In November 2022, he published an analysis of Texas birth data for the Lozier Institute that found 157,856 babies were born in Texas between March and July 2022, exceeding the previous three-year average by more than 5,000.

Most abortion clinics in Texas closed after the start of the 2021 law, which allows private citizens to sue providers who perform surgical abortions after a fetal heartbeat is detectable.

According to the conservative Christian advocacy group Texas Values, the number of reported abortions in Texas dropped from 52,495 in 2021 and 21,930 in 2022 to 49 last year.
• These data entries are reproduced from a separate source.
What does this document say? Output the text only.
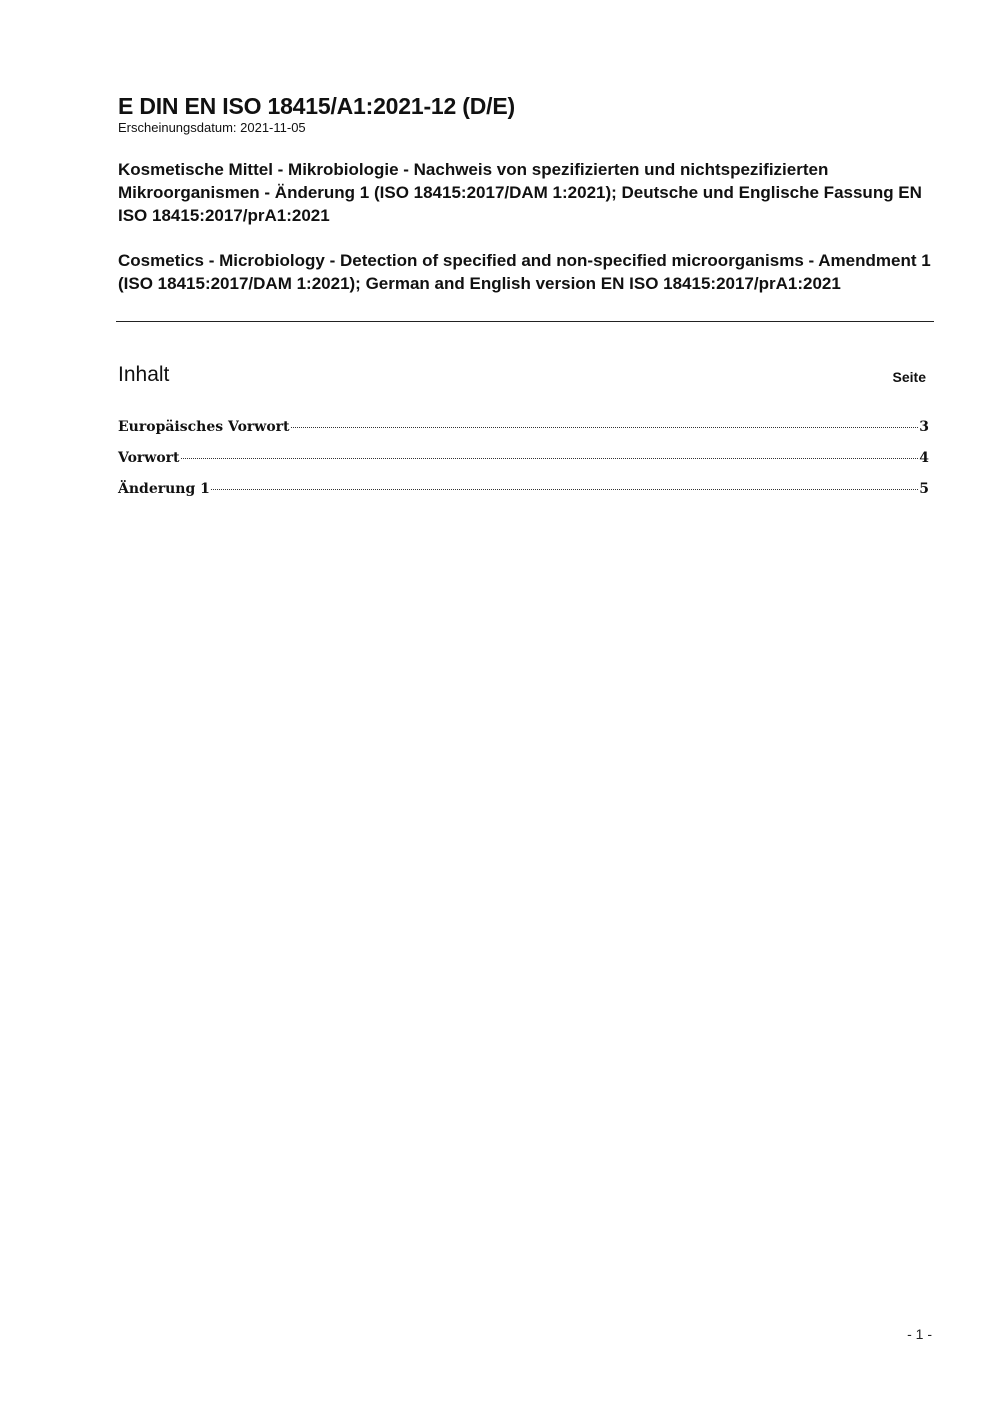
E DIN EN ISO 18415/A1:2021-12 (D/E)

Erscheinungsdatum: 2021-11-05

Kosmetische Mittel - Mikrobiologie - Nachweis von spezifizierten und nichtspezifizierten Mikroorganismen - Änderung 1 (ISO 18415:2017/DAM 1:2021); Deutsche und Englische Fassung EN ISO 18415:2017/prA1:2021
Cosmetics - Microbiology - Detection of specified and non-specified microorganisms - Amendment 1 (ISO 18415:2017/DAM 1:2021); German and English version EN ISO 18415:2017/prA1:2021
Inhalt	Seite
Europäisches Vorwort	3
Vorwort	4
Änderung 1	5
- 1 -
Clinical abortions now rarely occur in Texas outside of hospital emergencies.

“It’s hard to know what’s happening with chemical abortion pills and we’re going to keep looking into that,” said Jonathan Saenz, president of Texas Values. “But it’s clear that more babies are being born in Texas and the law is doing what it was designed to do.” 

Nevertheless, “a handful” of lawsuits have been filed citing the Texas Heartbeat Act and none has reached judgment, said Josh Blackman, a constitutional law professor at South Texas College of Law in Houston.
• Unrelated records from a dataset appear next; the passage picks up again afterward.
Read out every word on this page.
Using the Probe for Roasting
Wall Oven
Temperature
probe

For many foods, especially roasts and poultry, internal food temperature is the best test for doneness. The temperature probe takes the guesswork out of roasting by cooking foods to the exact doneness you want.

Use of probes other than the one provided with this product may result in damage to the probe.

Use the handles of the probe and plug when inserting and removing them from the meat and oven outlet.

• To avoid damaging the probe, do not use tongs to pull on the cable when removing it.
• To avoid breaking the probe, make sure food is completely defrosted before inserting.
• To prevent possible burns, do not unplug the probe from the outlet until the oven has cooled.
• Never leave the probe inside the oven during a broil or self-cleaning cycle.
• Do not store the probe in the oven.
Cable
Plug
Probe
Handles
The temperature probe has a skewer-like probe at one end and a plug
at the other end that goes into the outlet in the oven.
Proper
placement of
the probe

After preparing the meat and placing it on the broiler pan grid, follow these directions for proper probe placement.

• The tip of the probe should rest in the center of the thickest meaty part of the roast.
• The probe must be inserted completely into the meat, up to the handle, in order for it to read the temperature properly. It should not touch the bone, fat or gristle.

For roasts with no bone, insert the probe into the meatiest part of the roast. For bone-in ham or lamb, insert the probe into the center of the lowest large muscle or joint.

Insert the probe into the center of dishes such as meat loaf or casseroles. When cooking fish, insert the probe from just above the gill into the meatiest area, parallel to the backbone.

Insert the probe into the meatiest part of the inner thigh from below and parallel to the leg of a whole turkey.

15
“The law had a chilling effect on abortion providers and the numbers show it has been successful,” Mr. Blackman said. “Now it’s costing women to leave the state, which discourages abortions further.”
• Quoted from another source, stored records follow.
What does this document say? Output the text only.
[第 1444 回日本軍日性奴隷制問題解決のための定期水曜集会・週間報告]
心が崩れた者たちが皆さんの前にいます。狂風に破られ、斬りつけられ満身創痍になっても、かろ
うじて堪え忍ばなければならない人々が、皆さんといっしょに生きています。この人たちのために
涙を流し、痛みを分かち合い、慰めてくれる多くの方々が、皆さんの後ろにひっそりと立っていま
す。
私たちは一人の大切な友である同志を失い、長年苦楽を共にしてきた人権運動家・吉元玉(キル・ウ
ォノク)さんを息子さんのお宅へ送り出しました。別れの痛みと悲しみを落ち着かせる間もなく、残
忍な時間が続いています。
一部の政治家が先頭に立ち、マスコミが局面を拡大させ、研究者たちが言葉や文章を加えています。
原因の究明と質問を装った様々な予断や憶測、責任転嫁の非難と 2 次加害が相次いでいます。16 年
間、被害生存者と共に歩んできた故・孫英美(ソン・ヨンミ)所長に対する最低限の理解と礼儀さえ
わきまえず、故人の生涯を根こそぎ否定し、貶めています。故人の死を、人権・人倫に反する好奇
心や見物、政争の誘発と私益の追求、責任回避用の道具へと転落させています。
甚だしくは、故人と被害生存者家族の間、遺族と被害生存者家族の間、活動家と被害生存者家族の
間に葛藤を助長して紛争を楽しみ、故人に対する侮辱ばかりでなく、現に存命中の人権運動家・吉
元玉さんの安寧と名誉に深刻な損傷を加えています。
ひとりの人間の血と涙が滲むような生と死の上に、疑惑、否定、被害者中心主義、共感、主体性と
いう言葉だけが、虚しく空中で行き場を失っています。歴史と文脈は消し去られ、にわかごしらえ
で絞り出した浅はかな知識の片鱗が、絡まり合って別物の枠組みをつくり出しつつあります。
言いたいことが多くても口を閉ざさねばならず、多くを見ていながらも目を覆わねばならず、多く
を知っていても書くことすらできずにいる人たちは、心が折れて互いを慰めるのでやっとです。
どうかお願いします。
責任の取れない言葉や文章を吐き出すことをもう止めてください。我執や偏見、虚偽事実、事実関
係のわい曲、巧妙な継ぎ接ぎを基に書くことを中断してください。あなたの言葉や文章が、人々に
Mary Ziegler, a leading historian of the legal abortion debate and law professor at the University of California, Davis, said it remains unknown how many Texans have traveled to other states for abortions or ordered pills online.

“The Texas law is certainly making it harder for people to get abortions, but we don’t have enough data yet to tell if it’s stopping them,” Ms. Ziegler said. “[The Supreme Court decision] isn’t even two years old, so anyone trying to draw a definitive conclusion at this point is going to look silly.”

According to pro-life activists, the legal picture remains murky and complicated.

In December, the Texas Supreme Court temporarily halted a lower court ruling that would have allowed a woman to abort a fetus diagnosed with a non-fatal genetic abnormality.

Rather than await the court’s judgment, media reports indicate that the woman traveled to another state for the procedure and that President Biden, who opposes abortion restrictions, has invited her to attend his upcoming State of the Union address on March 7.

Mark Lee Dickson, director of Right to Life of East Texas, said lawsuits based on the Texas Heartbeat Act have largely been unnecessary because “as far as we know, the laws are being complied with.”

“The mere existence of these laws acts as a deterrent and is saving lives across the Lone Star State,” Mr. Dickson said.